We are all bombarded with requests for a piece of our time and as humans, we all have very diverse interests. Combine those 2 things and you will find that many people just do not focus on their financial situation. The first "problem" is not the need for financial skills but learning how to make your money and finances a part of your daily/weekly life. I know this sounds like heresy - but I found that some of the people I have coached could not believe that I would spend time reading 5 finance blogs each day. Get my point? This is a new world for many. So, when asked for advice, I first help people/family/friends learn to focus on their personal finance.

The 2nd issue is action. Once you have a focus, then what do you do? That is where people need to be taught not only concrete money management skills but also how to access information on Money and finances. Everyone learns differently and at their own pace, so finding the right fit for financial education can be an intimidating task for some folks. That is where you ( readers of this blog) can be of tremendous help in guiding people. (Rant- I have found some of the blogs are not as helpful as they could be to "newbies". People should not be put down because they did not spend their past 20 years saving every penny or investing in index funds etc.) If you have an opportunity be a guide for someone.

Well, I am off my soapbox now, thanks for listening

- JJ

I can't balance a checkbook either. I never felt the need to learn. I've always simply kept $1000 extra in my checking account, made sure that at the end of the month there were no false charges, and the balance seems "within a couple of hundred dollars to being right" (just eyeballing it). If the banks' computers can't do basic math I've probably lost a few dollars.

I realize the statement was meant to be a general lack of financial education, but let's not take it too literally. Balancing a checkbook is hardly a necessary skill to be very successful managing your money.

Rather than a matter of difficulty, it is a matter of desire. Most are simply bored by it. They would rather be doing anything else. Rather than focus on budgeting which is boring, focus on net worth and profit and loss which are exciting. Focus on goals and progress towards them. Know the difference between a task and a goal. A task is drudgery relieved to be over. A goal is pleasure enjoyed to strive for.

they probably make more than they normally spend so budgeting the books doesn't take presidence. I have a budget, but don't balance my checkbook in the conventional sense.

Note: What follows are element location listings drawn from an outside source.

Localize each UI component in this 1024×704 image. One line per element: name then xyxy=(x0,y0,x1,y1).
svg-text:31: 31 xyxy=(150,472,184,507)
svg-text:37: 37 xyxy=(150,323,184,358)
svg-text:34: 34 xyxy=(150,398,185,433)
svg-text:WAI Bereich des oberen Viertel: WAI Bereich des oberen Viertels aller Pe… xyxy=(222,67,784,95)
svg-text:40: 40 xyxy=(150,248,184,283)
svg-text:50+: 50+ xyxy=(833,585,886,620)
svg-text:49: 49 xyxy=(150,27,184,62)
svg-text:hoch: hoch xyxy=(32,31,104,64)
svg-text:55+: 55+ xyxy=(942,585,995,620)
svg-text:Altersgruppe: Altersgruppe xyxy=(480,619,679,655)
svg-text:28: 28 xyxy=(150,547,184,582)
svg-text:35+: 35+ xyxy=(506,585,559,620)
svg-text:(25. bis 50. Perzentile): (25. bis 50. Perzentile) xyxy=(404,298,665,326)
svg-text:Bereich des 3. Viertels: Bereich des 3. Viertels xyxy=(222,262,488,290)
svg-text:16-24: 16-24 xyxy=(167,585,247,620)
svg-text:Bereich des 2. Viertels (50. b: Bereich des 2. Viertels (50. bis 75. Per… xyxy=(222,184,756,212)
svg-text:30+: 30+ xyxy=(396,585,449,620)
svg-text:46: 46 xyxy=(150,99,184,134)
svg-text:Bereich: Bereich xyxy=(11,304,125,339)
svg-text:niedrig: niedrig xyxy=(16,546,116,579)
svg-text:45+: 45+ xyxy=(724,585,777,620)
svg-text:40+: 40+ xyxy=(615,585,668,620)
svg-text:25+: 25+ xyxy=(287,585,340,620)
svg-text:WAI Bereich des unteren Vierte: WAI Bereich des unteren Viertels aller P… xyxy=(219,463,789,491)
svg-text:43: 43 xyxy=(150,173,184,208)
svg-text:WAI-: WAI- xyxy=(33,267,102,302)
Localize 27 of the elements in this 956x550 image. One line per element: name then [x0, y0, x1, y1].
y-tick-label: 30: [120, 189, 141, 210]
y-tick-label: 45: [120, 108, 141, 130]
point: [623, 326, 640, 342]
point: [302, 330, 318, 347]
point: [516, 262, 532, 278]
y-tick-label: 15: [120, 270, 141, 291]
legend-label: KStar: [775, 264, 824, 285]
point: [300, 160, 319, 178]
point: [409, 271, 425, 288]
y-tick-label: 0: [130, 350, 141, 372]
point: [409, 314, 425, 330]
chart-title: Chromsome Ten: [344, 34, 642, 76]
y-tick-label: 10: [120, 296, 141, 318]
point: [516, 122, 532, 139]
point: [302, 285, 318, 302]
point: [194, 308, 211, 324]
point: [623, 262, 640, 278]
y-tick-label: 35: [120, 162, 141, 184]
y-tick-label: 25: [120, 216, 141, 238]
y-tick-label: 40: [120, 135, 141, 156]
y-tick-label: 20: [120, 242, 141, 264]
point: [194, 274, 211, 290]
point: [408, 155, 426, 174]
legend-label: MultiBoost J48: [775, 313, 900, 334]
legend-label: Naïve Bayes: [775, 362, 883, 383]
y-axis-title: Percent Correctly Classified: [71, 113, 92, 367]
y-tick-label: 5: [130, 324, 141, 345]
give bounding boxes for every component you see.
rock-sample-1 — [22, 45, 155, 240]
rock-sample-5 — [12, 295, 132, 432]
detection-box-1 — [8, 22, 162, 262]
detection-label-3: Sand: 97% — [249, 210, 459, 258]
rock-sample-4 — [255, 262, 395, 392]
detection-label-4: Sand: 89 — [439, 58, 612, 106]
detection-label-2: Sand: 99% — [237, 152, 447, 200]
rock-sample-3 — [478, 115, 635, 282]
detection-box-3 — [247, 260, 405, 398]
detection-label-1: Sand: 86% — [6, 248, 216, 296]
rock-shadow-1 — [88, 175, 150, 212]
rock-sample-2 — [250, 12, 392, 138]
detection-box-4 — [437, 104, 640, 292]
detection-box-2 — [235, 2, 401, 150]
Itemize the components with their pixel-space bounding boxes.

FMF keeps repeating the canard that intelligence is not linked with new worth in spite of evidence on his own web site that this isn't true. While the correlation may not be perfectly linear, there's no question that income and net worth are related. Indeed, the most recent Survey of Consumer Finances by the Federal Reserve Board makes that clear. Thus, if
income and intelligence are related, intelligence and net worth must perforce be related as well.

I manage all our family finances (I know where everything goes literally to a dollar), but I don't know how to balance a check book, either. I didn;t know it needed to be balanced.

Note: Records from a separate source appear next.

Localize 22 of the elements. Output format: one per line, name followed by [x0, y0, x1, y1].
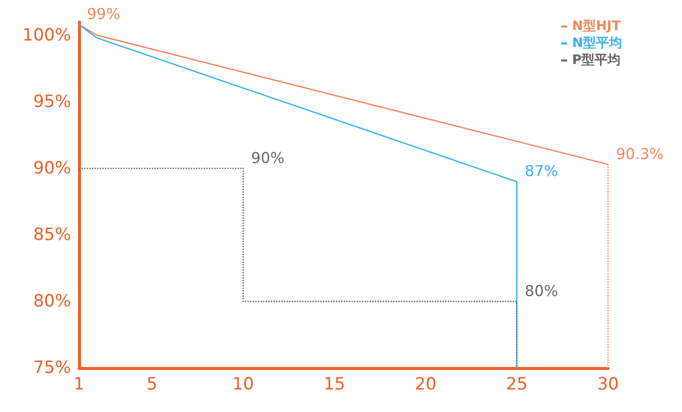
y-tick-label: 100%: [22, 25, 71, 46]
annotation: 87%: [524, 162, 558, 180]
annotation: 90%: [251, 148, 285, 167]
y-tick-label: 95%: [33, 92, 71, 112]
y-tick-label: 80%: [33, 291, 71, 312]
x-tick-label: 5: [146, 374, 158, 394]
legend-label: N型HJT: [572, 19, 621, 34]
x-tick-label: 10: [232, 374, 254, 394]
x-tick-label: 1: [74, 374, 84, 394]
legend-label: N型平均: [572, 36, 622, 51]
x-tick-label: 20: [414, 374, 436, 394]
line-series: [78, 24, 518, 369]
y-tick-label: 85%: [33, 224, 71, 245]
annotation: 80%: [524, 282, 558, 300]
x-tick-label: 25: [506, 374, 528, 394]
legend-label: P型平均: [572, 53, 621, 68]
annotation: 90.3%: [616, 144, 664, 163]
x-tick-label: 30: [597, 374, 619, 394]
annotation: 99%: [87, 5, 120, 24]
y-tick-label: 75%: [33, 358, 71, 378]
y-tick-label: 90%: [33, 158, 71, 178]
x-tick-label: 15: [324, 374, 346, 394]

For the most part, I manage the family finances, although my wife and I are both involved in every major decision. My wife balances the checkbook, though.

For the record, it's not very hard to do. You look at your statement from the bank, compare it to your checkbook balance and account for any outstanding checks. If the bank says you have $500 in your checking account and you show you have $200 and you have $300 in outstanding checks that haven't cleared yet, then your checkbook is balanced. Piece of cake.

I think you'll find that education and money knowledge aren't as linked as most people would think. I recently read a study about the amount of teenagers in debt which suggested money education should be a part of high school, and after working in the debt industry, I begin to agree that education on money could result in better consumer spending habits and money management.

Managing money is not that complicated and every one can easily learn how to do it. All you need is to pay attention to your budget. It that simple.